Bridging the gap between being understandable to the newest of readers and being helpful to those more versed in transgender issues, the vastness of topics covered includes everything from sex work to sexual safety, from romantic relationships to personal feelings about one’s changing body. The mix of personal stories and professional guidance from doctors and therapists allows the reader to have a well-rounded learning experience about each of the topics.
In addition, a great deal of transgender history is discussed, something crucial to the transgender experience, yet so often not considered. This allows every reader to see the full and colorful history of transgender issues, the trans equality movement as it has been occurring and continues to occur, and what may be happening in the lives of individual trans people.
In addition, this book may or may not be a great recommendation for clients and requires a clinician to know each’s personality and situation. Whereas one client may feel inspired or calmed by having access to the stories of those who have previously walked the transgender path, others may feel overwhelmed by the depth of the information. One parent of a trans person may feel comforted in knowing his or her own child isn’t alone in this process, and another parent may feel the information is too much, too soon and do better learning about the process as the child (or adult child) goes through the experience.
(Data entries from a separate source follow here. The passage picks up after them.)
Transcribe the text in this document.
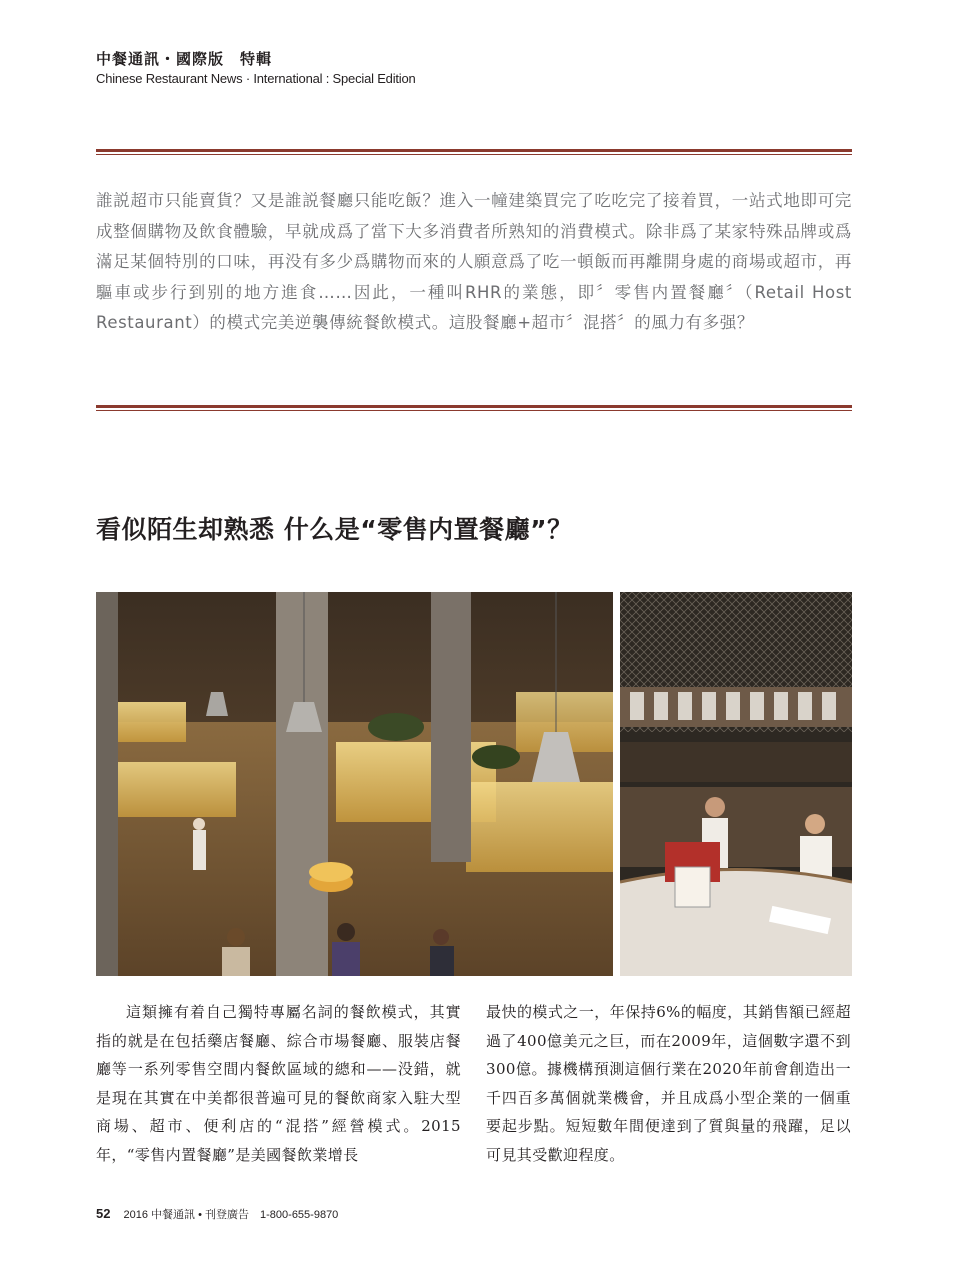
中餐通訊・國際版　特輯
Chinese Restaurant News · International : Special Edition
誰説超市只能賣貨？又是誰説餐廳只能吃飯？進入一幢建築買完了吃吃完了接着買，一站式地即可完成整個購物及飲食體驗，早就成爲了當下大多消費者所熟知的消費模式。除非爲了某家特殊品牌或爲滿足某個特別的口味，再没有多少爲購物而來的人願意爲了吃一頓飯而再離開身處的商場或超市，再驅車或步行到别的地方進食……因此，一種叫RHR的業態，即〞零售内置餐廳〞（Retail Host Restaurant）的模式完美逆襲傳統餐飲模式。這股餐廳+超市〞混搭〞的風力有多强？
看似陌生却熟悉 什么是“零售内置餐廳”？
這類擁有着自己獨特專屬名詞的餐飲模式，其實指的就是在包括藥店餐廳、綜合市場餐廳、服裝店餐廳等一系列零售空間内餐飲區域的總和——没錯，就是現在其實在中美都很普遍可見的餐飲商家入駐大型商場、超市、便利店的“混搭”經營模式。2015年，“零售内置餐廳”是美國餐飲業增長
最快的模式之一，年保持6%的幅度，其銷售額已經超過了400億美元之巨，而在2009年，這個數字還不到300億。據機構預測這個行業在2020年前會創造出一千四百多萬個就業機會，并且成爲小型企業的一個重要起步點。短短數年間便達到了質與量的飛躍，足以可見其受歡迎程度。
52 2016 中餐通訊 • 刊登廣告　1-800-655-9870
As previously said, it is understandably unlikely that a non-specialized professional would read this book cover to cover at one time. Certainly, every clinician should read through the index, familiarize him/herself with the proper terminology, and begin to review the history and future of the transgender population. As much as we have come to learn about the uniqueness of the story of other minority groups, this is no less important and, though the population is hidden from most school texts, it certainly deserves to be known.
It is worth mentioning that this book contains discussions related to gender as being non-binary, as well as how or why a person identifies outside of the binary norms. Professionals and clients may question and struggle with these concepts, as they are not necessarily mainstream opinions. Others may struggle with some of the discussions related to medical interventions and transitions because of their religious beliefs. This note is not to discourage anyone from reading this book. Certainly, everyone is entitled to his or her own value system. However, it is encouraged that the reader approach this book with a willingness to learn and to listen.
Reviewed by Kristen Marie (Kryss) Shane, MSW, LSW, LMSW.